Quinta-feira, 27.10.11

Jornal Linhas de Elvas

Nº 1.878 – 6 de Março de 1987

A La Minute

CARTA A ELVAS

 

Querida Elvas:

Obrigado por não teres faltado. Foi muito bom ver-te, presente e interessada, no colóquio em defesa da língua portuguesa.

Confesso que tinha um certo receio de que estivesses tão distraída ou ocupada, que não aparecesses. Ainda bem que assim não aconteceu!

Penso que tudo quanto se passa na tua Biblioteca e no teu Museu te diz particularmente respeito que deverás aparecer deliberadamente, sem esperar convites especiais.

Aqueles espaços são teus, e por essa razão farás muito bem indo lá sempre que os assuntos te suscitem curiosidade ou interesse. Afinal, ninguém desdenha saber o que se passa em suas casas, como é lógico.

Porem, de qualquer modo, confesso que estou a escrever para te dizer… obrigado! … Obrigado, de verdade, pelas manifestações de compreensão que dás com a tua presença.

Isso ajuda. Tu sabes.

Preparar uma reunião e depois não ver aparecer as pessoas a quem ela se destina não é só desagradável… é triste!
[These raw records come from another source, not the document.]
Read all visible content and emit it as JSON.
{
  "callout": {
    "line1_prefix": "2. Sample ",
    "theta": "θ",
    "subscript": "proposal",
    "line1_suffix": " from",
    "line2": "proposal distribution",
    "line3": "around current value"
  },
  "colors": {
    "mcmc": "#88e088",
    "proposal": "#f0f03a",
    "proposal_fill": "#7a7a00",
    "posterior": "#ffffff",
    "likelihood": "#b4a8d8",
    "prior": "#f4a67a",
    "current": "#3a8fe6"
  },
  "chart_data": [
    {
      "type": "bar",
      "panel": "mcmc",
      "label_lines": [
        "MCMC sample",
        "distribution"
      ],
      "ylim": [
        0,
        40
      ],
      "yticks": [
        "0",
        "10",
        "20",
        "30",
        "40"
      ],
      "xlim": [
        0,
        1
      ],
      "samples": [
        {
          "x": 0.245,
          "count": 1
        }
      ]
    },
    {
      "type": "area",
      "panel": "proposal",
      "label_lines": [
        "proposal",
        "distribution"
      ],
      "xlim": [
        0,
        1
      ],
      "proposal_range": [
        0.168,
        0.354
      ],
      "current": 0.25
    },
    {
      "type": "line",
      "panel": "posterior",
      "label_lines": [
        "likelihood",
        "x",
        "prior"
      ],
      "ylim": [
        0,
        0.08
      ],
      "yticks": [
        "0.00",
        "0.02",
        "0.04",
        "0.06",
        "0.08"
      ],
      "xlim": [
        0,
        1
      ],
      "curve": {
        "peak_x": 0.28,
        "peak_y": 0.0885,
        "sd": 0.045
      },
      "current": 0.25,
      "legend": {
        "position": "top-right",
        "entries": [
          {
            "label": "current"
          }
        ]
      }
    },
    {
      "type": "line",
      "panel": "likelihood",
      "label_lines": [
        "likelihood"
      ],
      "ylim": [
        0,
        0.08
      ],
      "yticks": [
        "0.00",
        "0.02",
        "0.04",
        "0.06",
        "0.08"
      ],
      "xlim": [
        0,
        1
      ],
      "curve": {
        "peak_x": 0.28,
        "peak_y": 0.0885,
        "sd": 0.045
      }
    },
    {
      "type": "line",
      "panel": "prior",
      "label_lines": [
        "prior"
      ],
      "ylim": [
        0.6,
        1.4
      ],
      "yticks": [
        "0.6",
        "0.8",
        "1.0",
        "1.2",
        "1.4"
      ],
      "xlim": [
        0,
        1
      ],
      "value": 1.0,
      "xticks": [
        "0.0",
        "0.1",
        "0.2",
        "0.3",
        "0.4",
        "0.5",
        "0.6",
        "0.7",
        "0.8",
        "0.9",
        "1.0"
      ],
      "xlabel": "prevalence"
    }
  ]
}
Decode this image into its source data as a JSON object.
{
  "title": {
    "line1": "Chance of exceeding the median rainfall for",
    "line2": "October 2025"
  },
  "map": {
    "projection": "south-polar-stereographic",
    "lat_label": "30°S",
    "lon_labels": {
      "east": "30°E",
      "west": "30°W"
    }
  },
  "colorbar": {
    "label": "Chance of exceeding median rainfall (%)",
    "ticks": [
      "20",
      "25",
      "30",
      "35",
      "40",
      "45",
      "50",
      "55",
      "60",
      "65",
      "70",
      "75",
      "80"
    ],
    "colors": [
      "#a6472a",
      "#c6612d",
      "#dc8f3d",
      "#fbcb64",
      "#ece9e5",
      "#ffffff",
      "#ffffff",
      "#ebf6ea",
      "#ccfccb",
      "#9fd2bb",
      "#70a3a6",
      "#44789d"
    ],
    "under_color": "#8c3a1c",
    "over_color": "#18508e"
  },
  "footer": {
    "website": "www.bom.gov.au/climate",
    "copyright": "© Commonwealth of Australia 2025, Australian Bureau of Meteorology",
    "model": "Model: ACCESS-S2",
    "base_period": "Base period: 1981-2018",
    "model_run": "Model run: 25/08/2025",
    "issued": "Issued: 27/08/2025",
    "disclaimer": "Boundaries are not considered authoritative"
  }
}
Olha, Elvas, aproveito para te prevenir que no sábado dia 7 às 17 horas, na Sala Públia Hortênsia, vamos abrir o piano e tocar um bocado. Vai ser uma tarde diferente, e ao mesmo tempo, um bom pretexto para estarmos juntos de novo.

Tu sabes que não me canso de repetir que tu tens muita sorte. Tens uma Biblioteca linda. Invejável. Preciosa, podes crer.

Goza-te bem dela. Utiliza-a. Vale a pena, não tenhas a menor duvida.

Desculpa a insistência. Não te roubo mais tempo. Ainda tenho umas coisitas a preparar para o nosso encontro.

Não te esqueças, Elvas, aparece. Sem ti, não há festa possível.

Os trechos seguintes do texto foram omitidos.